Давайте вкратце перечислим эти восемь элементов Арийского пути.
Первый из них -- правильные взгляды. Гаутама подвергал основательной
проверке все представления и идеи. Настойчивая потребность в истине --
первый исходный принцип его последователей. Не должно быть никакой
привязанности к показным суевериям. Он порицал, к примеру, общепринятую в
Индии веру в переселение душ. В хорошо известном раннем буддийском диалоге
дается критический анализ представлений о бесконечно длящемся существовании
индивидуальной души.
Следующим за правильным пониманием идут правильные устремления: природа
не терпит пустоты, и если низменные желания должны быть искоренены, то
другие стремления должны поощряться -- любовь и служение другим, желание
совершать и оберегать правосудие и так далее. Первоначальный, неиспорченный
буддизм был нацелен не на искоренение, но на изменение стремлений.
Преданность науке и искусству, стремление улучшить жизнь людей находятся,
очевидно, в согласии с целями буддизма, такими, как свобода от ревности или
стремления к славе.
Следующие три пункта -- правильная речь, правильное поведение и
правильная жизнь -- не нуждаются в специальном пояснении.
На шестом месте в этом списке идут правильные усилия. Гаутама не терпел
добрых намерений с небрежным исполнением. Ученик должен был постоянно
критически анализировать свое духовное продвижение.
Седьмой элемент Арийского пути, правильный образ мыслей -- это
постоянная защита от соблазна отдаться личным переживаниям или желанию
прославиться своими делами или недеянием.
И завершает Восьмеричный Путь правильное блаженство. Этот пункт,
по-видимому, был направлен против бесцельных экстазов посвященных, безумных
радений,-- как те, что совершались под звон александрийских систров.
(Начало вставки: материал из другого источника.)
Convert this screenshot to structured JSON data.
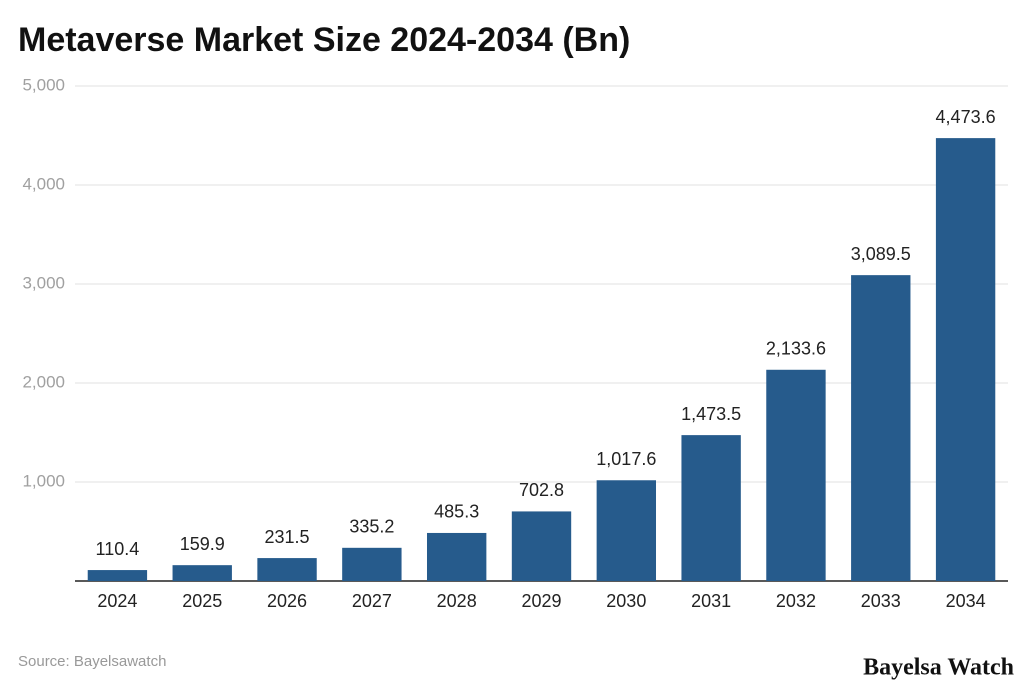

Мы не будем здесь обсуждать буддийскую доктрину кармы, потому что она
принадлежит к тем представлениям, которые уже отжили свой век. Добрые или
злые дела в каждой индивидуальной жизни, по теории кармы, обусловливают
счастье или несчастье в последующей жизни, которая каким-то непостижимым
образом отождествляется с предшествовавшей.
Теперь мы понимаем, что жизнь все время продолжается в
последовательности причин и следствий. У нас нет оснований полагать, что
каждая индивидуальная жизнь подвержена повторению. Представления индийцев
были основаны на идее цикличности; считалось, что все повторяется снова и
снова.
Нет ничего странного, что люди могли прийти к такому убеждению. Все в
мире выглядит так, пока мы не проанализируем, как все обстоит на самом деле.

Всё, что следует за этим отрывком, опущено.